LEAP year. The study window wide to the sun, the white cat upside down to its warmth, the nesting birds bouncing over the new grass. At St Edmundsbury, we are creating the Edmund centre for arts and theology. Art and theology are indivisible, of course, but sometimes it is necessary to point out their unity. Liturgy is art. Prayer is high art.
The Lenten desert was hideously artless for Jesus. A barbaric experience. Perhaps, when it entered his head that a jump from the Temple dome would rescue him from the degradation of execution, the beauty of Herod’s creation lit up the desert darkness, and art itself revealed its imperishable nature.
Tragically, at the same time, he knew that the Romans would not let a work of art inspire a national rebellion.

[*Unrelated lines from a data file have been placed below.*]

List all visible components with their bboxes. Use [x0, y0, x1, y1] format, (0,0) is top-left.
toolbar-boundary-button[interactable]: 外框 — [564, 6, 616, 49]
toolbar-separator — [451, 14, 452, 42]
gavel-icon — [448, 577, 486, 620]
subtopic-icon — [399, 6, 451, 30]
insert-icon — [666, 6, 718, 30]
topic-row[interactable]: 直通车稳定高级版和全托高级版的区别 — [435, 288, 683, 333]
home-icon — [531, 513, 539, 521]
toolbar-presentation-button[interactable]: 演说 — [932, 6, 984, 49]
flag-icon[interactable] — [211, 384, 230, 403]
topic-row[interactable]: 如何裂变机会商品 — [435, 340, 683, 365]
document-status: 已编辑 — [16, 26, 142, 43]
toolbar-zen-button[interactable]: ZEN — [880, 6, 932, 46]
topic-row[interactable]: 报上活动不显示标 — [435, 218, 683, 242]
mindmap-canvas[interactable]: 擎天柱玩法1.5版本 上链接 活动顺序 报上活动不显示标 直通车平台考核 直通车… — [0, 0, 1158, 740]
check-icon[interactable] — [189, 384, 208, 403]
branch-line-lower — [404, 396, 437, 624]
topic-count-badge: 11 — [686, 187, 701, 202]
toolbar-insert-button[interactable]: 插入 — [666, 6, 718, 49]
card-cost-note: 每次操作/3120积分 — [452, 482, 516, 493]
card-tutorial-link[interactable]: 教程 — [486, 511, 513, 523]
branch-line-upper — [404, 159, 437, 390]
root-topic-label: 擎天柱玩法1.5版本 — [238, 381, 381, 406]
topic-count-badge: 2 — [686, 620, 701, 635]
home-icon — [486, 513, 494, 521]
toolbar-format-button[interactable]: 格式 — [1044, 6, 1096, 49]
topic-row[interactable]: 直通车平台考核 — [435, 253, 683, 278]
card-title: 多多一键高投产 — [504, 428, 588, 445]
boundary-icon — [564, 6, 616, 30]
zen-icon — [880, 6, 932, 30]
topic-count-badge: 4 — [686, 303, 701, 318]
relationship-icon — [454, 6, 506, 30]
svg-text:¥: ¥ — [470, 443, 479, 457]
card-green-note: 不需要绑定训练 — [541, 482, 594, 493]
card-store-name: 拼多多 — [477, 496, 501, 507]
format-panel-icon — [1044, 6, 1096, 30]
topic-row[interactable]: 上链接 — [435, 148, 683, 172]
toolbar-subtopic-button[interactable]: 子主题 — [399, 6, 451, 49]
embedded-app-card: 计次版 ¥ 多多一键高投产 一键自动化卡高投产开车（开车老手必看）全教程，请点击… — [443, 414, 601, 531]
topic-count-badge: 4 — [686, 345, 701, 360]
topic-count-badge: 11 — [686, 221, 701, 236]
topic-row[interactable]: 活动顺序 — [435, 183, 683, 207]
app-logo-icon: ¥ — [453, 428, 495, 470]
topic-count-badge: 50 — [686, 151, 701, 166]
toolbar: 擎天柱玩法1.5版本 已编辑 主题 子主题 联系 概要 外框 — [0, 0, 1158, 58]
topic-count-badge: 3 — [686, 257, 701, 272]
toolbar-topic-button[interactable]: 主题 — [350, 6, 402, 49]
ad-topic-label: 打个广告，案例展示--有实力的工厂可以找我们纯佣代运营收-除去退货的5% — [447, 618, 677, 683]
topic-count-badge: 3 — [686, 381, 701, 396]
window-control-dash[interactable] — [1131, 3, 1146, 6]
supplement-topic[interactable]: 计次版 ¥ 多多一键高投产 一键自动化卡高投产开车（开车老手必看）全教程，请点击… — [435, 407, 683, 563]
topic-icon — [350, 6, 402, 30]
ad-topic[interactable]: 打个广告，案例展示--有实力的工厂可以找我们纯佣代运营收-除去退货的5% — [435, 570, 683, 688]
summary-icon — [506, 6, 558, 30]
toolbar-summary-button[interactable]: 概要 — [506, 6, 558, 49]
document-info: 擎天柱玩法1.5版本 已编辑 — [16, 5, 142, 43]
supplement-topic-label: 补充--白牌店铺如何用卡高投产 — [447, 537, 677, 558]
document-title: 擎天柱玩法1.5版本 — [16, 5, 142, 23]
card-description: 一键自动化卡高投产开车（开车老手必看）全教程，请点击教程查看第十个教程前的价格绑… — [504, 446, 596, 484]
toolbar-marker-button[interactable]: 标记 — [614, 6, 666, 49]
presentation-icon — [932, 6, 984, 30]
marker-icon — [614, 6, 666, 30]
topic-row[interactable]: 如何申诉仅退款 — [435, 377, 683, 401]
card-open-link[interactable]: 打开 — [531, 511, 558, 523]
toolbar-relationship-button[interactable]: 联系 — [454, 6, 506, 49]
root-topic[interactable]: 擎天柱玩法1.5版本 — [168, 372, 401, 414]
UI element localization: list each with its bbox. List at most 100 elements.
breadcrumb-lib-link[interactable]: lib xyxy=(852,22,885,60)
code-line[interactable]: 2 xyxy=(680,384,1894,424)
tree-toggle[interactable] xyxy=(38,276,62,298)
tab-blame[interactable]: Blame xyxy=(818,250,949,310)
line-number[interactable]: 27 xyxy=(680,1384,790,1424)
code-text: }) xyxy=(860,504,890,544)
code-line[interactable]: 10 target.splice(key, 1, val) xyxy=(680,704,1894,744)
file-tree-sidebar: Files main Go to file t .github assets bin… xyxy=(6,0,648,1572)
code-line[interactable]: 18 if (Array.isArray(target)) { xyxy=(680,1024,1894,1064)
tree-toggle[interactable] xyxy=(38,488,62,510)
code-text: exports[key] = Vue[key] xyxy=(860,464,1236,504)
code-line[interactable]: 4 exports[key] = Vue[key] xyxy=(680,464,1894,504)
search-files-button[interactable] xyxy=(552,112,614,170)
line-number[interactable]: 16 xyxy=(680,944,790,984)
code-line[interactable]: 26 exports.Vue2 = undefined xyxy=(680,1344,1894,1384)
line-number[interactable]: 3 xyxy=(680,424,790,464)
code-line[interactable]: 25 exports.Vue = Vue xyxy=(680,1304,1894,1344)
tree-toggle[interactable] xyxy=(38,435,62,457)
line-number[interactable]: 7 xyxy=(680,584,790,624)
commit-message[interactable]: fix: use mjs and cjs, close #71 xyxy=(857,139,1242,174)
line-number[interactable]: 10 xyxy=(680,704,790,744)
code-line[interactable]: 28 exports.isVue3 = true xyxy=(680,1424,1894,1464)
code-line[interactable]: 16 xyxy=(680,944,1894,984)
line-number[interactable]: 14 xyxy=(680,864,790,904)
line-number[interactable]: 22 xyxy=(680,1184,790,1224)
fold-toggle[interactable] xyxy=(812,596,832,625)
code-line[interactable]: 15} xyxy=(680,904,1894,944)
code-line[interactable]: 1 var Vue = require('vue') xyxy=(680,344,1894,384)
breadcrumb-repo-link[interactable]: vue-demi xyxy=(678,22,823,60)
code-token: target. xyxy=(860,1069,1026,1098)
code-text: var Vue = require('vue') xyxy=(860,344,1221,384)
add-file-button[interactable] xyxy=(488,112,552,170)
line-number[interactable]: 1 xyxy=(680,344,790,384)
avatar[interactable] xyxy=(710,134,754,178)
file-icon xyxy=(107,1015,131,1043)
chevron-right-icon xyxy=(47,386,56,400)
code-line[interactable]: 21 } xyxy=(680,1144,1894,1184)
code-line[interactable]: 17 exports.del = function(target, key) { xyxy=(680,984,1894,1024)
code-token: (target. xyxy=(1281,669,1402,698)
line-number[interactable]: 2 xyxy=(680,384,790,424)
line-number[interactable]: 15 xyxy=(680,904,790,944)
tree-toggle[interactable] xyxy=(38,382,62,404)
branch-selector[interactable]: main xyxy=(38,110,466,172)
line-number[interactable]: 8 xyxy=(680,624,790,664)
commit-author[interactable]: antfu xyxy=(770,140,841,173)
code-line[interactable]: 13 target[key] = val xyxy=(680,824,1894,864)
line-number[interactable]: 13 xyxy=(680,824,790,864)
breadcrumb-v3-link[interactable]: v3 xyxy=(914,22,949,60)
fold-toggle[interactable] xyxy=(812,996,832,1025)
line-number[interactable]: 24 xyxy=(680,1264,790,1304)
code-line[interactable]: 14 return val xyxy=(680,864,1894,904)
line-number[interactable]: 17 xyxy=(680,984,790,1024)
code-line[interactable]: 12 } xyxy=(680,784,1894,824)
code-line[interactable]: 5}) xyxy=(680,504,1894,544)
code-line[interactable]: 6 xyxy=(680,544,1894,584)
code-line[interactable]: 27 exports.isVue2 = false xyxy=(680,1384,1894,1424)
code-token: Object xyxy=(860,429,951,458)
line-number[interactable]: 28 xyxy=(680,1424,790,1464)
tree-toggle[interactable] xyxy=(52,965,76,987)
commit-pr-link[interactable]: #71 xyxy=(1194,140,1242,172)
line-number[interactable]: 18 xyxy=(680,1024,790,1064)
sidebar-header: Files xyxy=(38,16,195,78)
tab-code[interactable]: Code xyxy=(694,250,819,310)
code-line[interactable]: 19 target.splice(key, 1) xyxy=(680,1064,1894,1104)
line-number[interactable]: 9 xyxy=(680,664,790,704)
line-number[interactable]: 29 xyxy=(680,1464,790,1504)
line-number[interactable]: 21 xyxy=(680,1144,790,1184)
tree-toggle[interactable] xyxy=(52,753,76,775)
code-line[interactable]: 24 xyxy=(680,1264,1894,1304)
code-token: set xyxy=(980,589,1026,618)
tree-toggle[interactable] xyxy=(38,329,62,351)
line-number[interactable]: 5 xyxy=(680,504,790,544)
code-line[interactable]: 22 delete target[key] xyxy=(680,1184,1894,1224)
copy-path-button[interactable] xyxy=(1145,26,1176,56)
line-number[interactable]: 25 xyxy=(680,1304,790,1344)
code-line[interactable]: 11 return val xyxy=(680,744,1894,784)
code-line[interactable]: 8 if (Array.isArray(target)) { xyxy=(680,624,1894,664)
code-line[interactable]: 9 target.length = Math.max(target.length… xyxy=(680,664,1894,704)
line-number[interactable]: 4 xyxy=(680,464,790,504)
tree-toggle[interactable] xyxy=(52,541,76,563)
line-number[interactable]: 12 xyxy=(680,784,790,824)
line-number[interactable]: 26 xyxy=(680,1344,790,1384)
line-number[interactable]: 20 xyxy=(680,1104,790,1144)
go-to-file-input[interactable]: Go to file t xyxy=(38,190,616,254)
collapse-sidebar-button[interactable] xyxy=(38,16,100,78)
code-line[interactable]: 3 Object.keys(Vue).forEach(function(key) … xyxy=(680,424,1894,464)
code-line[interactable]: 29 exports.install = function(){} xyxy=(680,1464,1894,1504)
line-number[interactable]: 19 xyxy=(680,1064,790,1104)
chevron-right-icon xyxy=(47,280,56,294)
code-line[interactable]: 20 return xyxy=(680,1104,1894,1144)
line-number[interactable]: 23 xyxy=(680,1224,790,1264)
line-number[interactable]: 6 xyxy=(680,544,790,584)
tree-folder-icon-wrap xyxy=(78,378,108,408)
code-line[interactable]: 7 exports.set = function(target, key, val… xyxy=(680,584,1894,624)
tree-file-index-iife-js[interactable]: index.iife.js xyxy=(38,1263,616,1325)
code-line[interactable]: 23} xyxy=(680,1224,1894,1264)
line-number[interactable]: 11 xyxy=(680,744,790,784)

That they would not allow one stone to stand upon another. The loveliness of the Temple, of Jerusalem itself, made him cry.
Art and theology has to be understood at all levels. To assume that their connection is generally comprehended is one way of demolishing the temple. A friend finds that he has one of those updated hymn-books in his London church, where a politically correct hand has improved Herbert, Cowper, Wesley, etc. Where the little ignorant foxes have nibbled their way through the inspired text. So what to do?
How strange it is that everything should be understood. That a common denominator should be the rule. Our village church sings Newman’s “Praise to the Holiest in the height” with praiseworthy obscurity, getting its tongue round the poetry, and, maybe, its head round the sense. Ancient Mrs Smith in the second pew there, “What is a higher gift than grace?”
I have always enjoyed the clashes between the creative impulse and strict theology in scripture, between the Word and its imagery. It is where the artist, the poet, steps in, not to say big business. St Paul, in his attack on the cult of Diana at Ephesus, threatened its thriving silversmiths and caused a riot. Was the golden calf beautiful? a work of art?
One of my favourite “artist” stories in the Old Testament, because it describes the process of utility to art so accurately, is in Isaiah 44. He takes two craftsman, a blacksmith and a carpenter, to task. As an essential part of society, they could lead us all astray; for, besides being craftsmen, they are apt to be artists. They have the power to make useful things into aesthetic things. They must remain utilitarian, and not make objects that are so wonderful that one wants to worship them.
God told Moses: “Do not make graven images, because, if you do, you are bound to lend them some of my holiness (wholeness).” And yet Moses had glorious works of art in beaten gold, the cherubim with spreading wings and looking into each other’s lovely faces, seated above the Ark.
Other than the silver statues of Diana, there are no images in the New Testament. Yet Christianity would only be a few years old when the face of Jesus would be painted on the catacomb walls, and his early worshippers would begin to picture his teachings in every church. One meaning of iconoclasm is to make a face unidentifiable.
A Victorian St Alban stands on our reredos, a young soldier in a kilt — unworshipped, but loved; far away in time, yet close. An artist made him, and kept him near.